J'ai également eu l'occasion de travailler avec des contreparties asiatiques. La Chine, incontestablement, partage cette préoccupation. Il ne s'agit pas de sa priorité numéro un, mais ce pays se rend bien compte qu'il doit bouger à plus long terme, bien que ne sachant pas encore comment aborder la question alors que sont en cours une guerre économique avec les États-Unis et une pandémie. Pour être clair, la Chine a la volonté de bouger, mais pas aujourd'hui. Le Japon est dans une position assez traditionnelle qui est attentiste par rapport à ces nouvelles préoccupations. L'Inde est un peu comme la Chine, c'est-à-dire que ce n'est pas sa priorité numéro un.
Nous voyons bien qu'à l'exception des forces privées qui poussent aux États-Unis, l'Europe est complètement pionnière et la France l'est elle-même au sein de l'Europe.
Il y a une confrontation entre deux modèles et une vivacité de certaines initiatives qui se situent dans la tradition du monde anglo-saxon. L'Europe réfléchit souvent en termes de droit romain, c'est-à-dire qu'on édicte une réglementation : c'est un peu compliqué, c'est long, on est dans une démarche verticale descendante. Les Anglo-saxons ont une tradition autre, verticale ascendante : on part de la pratique de gens qui se rencontrent, qui fondent un club, qui trouvent un financement plus ou moins philanthropique, lequel rejoint parfois les intérêts privés – par exemple, un des normalisateurs autoproclamés est financé par Bloomberg. On se rend compte qu'il y a une bonne initiative qui n'est pas du tout critiquable, mais qui finit par rejoindre le monde de la communication et des médias.
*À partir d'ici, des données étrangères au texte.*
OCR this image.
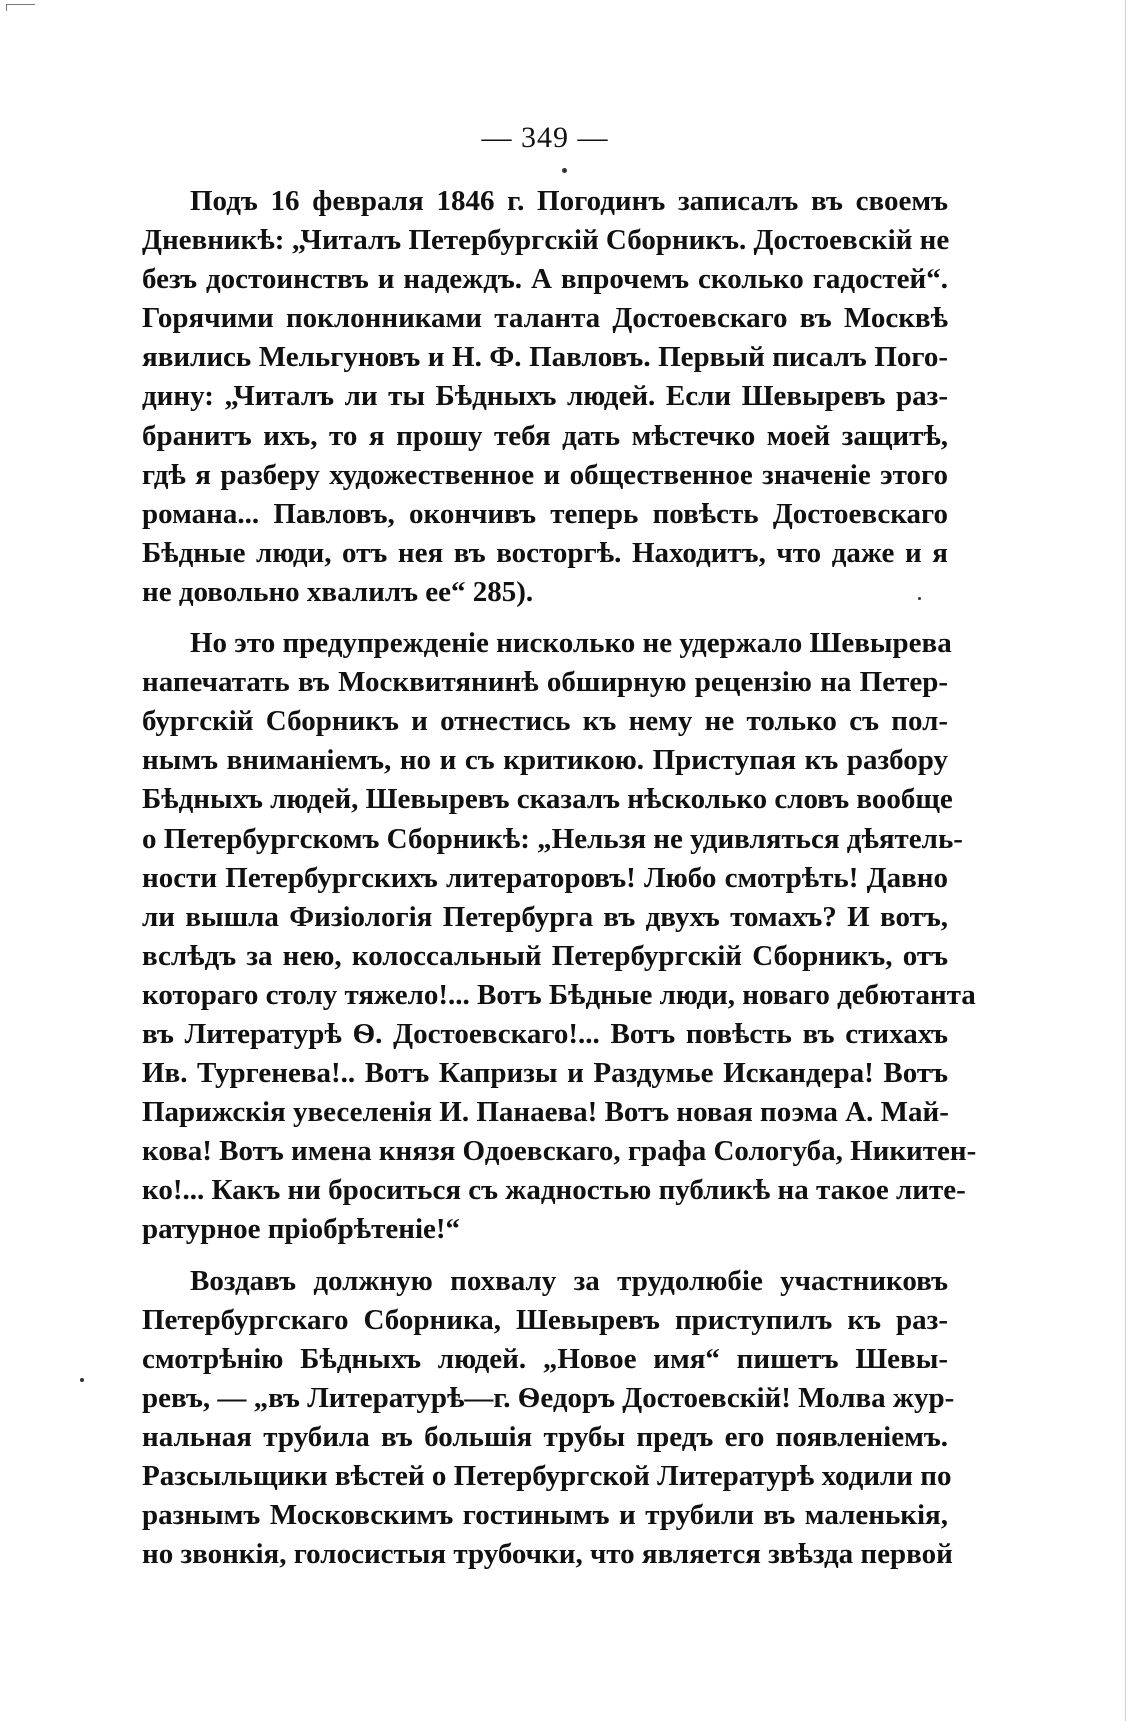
— 349 —
Подъ 16 февраля 1846 г. Погодинъ записалъ въ своемъ
Дневникѣ: „Читалъ Петербургскій Сборникъ. Достоевскій не
безъ достоинствъ и надеждъ. А впрочемъ сколько гадостей“.
Горячими поклонниками таланта Достоевскаго въ Москвѣ
явились Мельгуновъ и Н. Ф. Павловъ. Первый писалъ Пого-
дину: „Читалъ ли ты Бѣдныхъ людей. Если Шевыревъ раз-
бранитъ ихъ, то я прошу тебя дать мѣстечко моей защитѣ,
гдѣ я разберу художественное и общественное значеніе этого
романа... Павловъ, окончивъ теперь повѣсть Достоевскаго
Бѣдные люди, отъ нея въ восторгѣ. Находитъ, что даже и я
не довольно хвалилъ ее“ 285).
Но это предупрежденіе нисколько не удержало Шевырева
напечатать въ Москвитянинѣ обширную рецензію на Петер-
бургскій Сборникъ и отнестись къ нему не только съ пол-
нымъ вниманіемъ, но и съ критикою. Приступая къ разбору
Бѣдныхъ людей, Шевыревъ сказалъ нѣсколько словъ вообще
о Петербургскомъ Сборникѣ: „Нельзя не удивляться дѣятель-
ности Петербургскихъ литераторовъ! Любо смотрѣть! Давно
ли вышла Физіологія Петербурга въ двухъ томахъ? И вотъ,
вслѣдъ за нею, колоссальный Петербургскій Сборникъ, отъ
котораго столу тяжело!... Вотъ Бѣдные люди, новаго дебютанта
въ Литературѣ Ѳ. Достоевскаго!... Вотъ повѣсть въ стихахъ
Ив. Тургенева!.. Вотъ Капризы и Раздумье Искандера! Вотъ
Парижскія увеселенія И. Панаева! Вотъ новая поэма А. Май-
кова! Вотъ имена князя Одоевскаго, графа Сологуба, Никитен-
ко!... Какъ ни броситься съ жадностью публикѣ на такое лите-
ратурное пріобрѣтеніе!“
Воздавъ должную похвалу за трудолюбіе участниковъ
Петербургскаго Сборника, Шевыревъ приступилъ къ раз-
смотрѣнію Бѣдныхъ людей. „Новое имя“ пишетъ Шевы-
ревъ, — „въ Литературѣ—г. Ѳедоръ Достоевскій! Молва жур-
нальная трубила въ большія трубы предъ его появленіемъ.
Разсыльщики вѣстей о Петербургской Литературѣ ходили по
разнымъ Московскимъ гостинымъ и трубили въ маленькія,
но звонкія, голосистыя трубочки, что является звѣзда первой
C'est une démarche anglo-saxonne classique, américaine en particulier, qui fait entrer dans le jeu les « market forces », les forces du marché.
Au sein de cette tendance nord-américaine – je cite des acteurs que certains d'entre vous connaissent, qui sont discrets, mais très actifs – le Sustainability Accounting Standards Board (SASB) est une organisation complètement privée et qui s'est autoproclamée normalisateur de la sustainability, du durable. Le normalisateur financier s'appelle le Financial Accounting Standards Board (FASB). Une seule lettre a été modifiée, mais c'est une institution complètement privée. Le budget du SASB n'est pas considérable – il est de l'ordre de 10 ou 12 millions de dollars par an –, en revanche, le SASB réalise un marketing absolument extraordinaire.
Le SASB applique une démarche fondée sur le consensus sectoriel. Il a divisé l'économie en 77 secteurs et a mis en place 77 groupes de travail qui se sont réunis pendant un an pour décider quels sont les indicateurs importants pour chacun des secteurs. Ils ont retenu entre 10 et 25 indicateurs pour chacun de ces secteurs, 22 en moyenne, soit un total de l'ordre de 1 700 indicateurs. C'est très pragmatique, réalisé de façon professionnelle mais c'est complètement sectoriel.
Une autre démarche, toujours inspirée par l'Amérique du Nord, est la Global Reporting Initiative, qui s'inscrit dans la tradition du multilatéralisme américain. Ils sont venus s'installer à Amsterdam et ils promeuvent la double matérialité, mais c'est un petit peu en perte de vitesse aujourd'hui. Ils ont besoin d'un deuxième souffle.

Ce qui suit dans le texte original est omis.